Matt Dillon will ride up to a campsite with flat saddle bags, yet in the next scene he is cooking beans over a campfire with a large Dutch oven and has at least a washtub sized coffee pot. Yet when he leaves in the morning, the saddle bags are flat, and the bedroll has mysteriously disappeared. Worst yet, when someone dies on the trail, a shovel that was never present in any previous scenes, suddenly appears to dig the grave, but is not on the horses when they ride away.
 
It amazes me that apparently nobody in the old west knew how to open a window. I continually see people breaking out the glass of a double hung window (which was probably an anachronism too) to shoot out of it instead of just opening the damn window.
 
How can you forget that when those magical 20 shot six shooters finally did run out of ammo they looked at them like they were defective then threw them on the ground?............ As a kid I figured there must be empty six shooters laying around all over the west! LOL
 
Ya know, usually the first thing I do when I wake up is go visit my toilet room. I've never seen Matt wake up & go potty. He just jumps on his horse and drives 15 miles outta town then beats up or shoots the perp.

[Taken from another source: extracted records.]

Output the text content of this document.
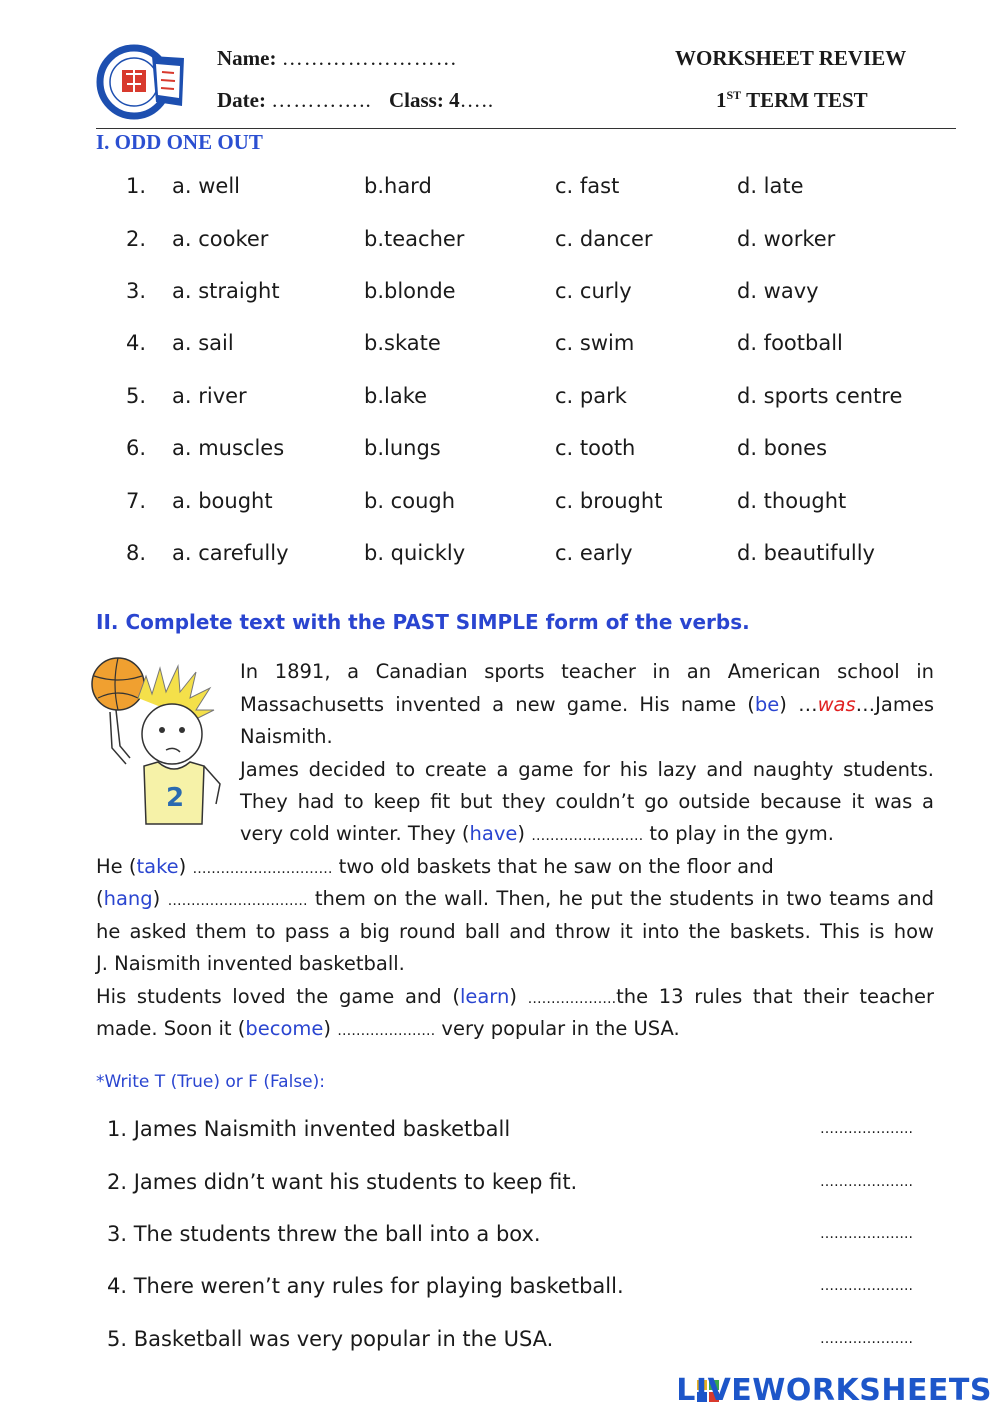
Name: ……………………
Date: ………….. Class: 4…..
WORKSHEET REVIEW
1ST TERM TEST
I. ODD ONE OUT
1. a. well	b.hard	c. fast	d. late
2. a. cooker	b.teacher	c. dancer	d. worker
3. a. straight	b.blonde	c. curly	d. wavy
4. a. sail	b.skate	c. swim	d. football
5. a. river	b.lake	c. park	d. sports centre
6. a. muscles	b.lungs	c. tooth	d. bones
7. a. bought	b. cough	c. brought	d. thought
8. a. carefully	b. quickly	c. early	d. beautifully
II. Complete text with the PAST SIMPLE form of the verbs.
2
In 1891, a Canadian sports teacher in an American school in
Massachusetts invented a new game. His name (be) …was…James
Naismith.
James decided to create a game for his lazy and naughty students.
They had to keep fit but they couldn’t go outside because it was a
very cold winter. They (have) …………………… to play in the gym.
He (take) ………………………… two old baskets that he saw on the floor and
(hang) ………………………… them on the wall. Then, he put the students in two teams and
he asked them to pass a big round ball and throw it into the baskets. This is how
J. Naismith invented basketball.
His students loved the game and (learn) ……………….the 13 rules that their teacher
made. Soon it (become) ………………… very popular in the USA.
*Write T (True) or F (False):
1. James Naismith invented basketball	………………..
2. James didn’t want his students to keep fit.	………………..
3. The students threw the ball into a box.	………………..
4. There weren’t any rules for playing basketball.	………………..
5. Basketball was very popular in the USA.	………………..
LIVEWORKSHEETS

I don't know that I've ever even seen an outhouse in most TV westerns. Only movies I can think of offhand where one is shown or mentioned is in Pale Rider and Blazing Saddles.
 
And Dodge City, Kansas was surrounded by mountains with evergreen forests and desert with saguaro cactus. Hardly any prairie in sight. I wonder what happened to the landscape over the past 150 years or so. Climate change maybe?

This is how I learned not to trust TV/movies. I was sitting in the Bob Burn’s Theater in Van Buren Arkansas, just across the river from Ft Smith, watching True Grit and John Wayne rides out of Ft. Smith and there are snow capped mountains in the background. Visiting Ft Smith daily for most of my entire young life, I had never seen any snow-capped mountains.

My son was in the first or second grade and was watching one of his B Westerns we had on CD for him to watch. He said “daddy, how do those old colts in the movies shoot 20-30 times without being reloaded? They hold more rounds than your Glock!” I explained to him that the shows were make-believe. He said “I am going to watch Roadrunner/Coyote, at least that’s a real show!”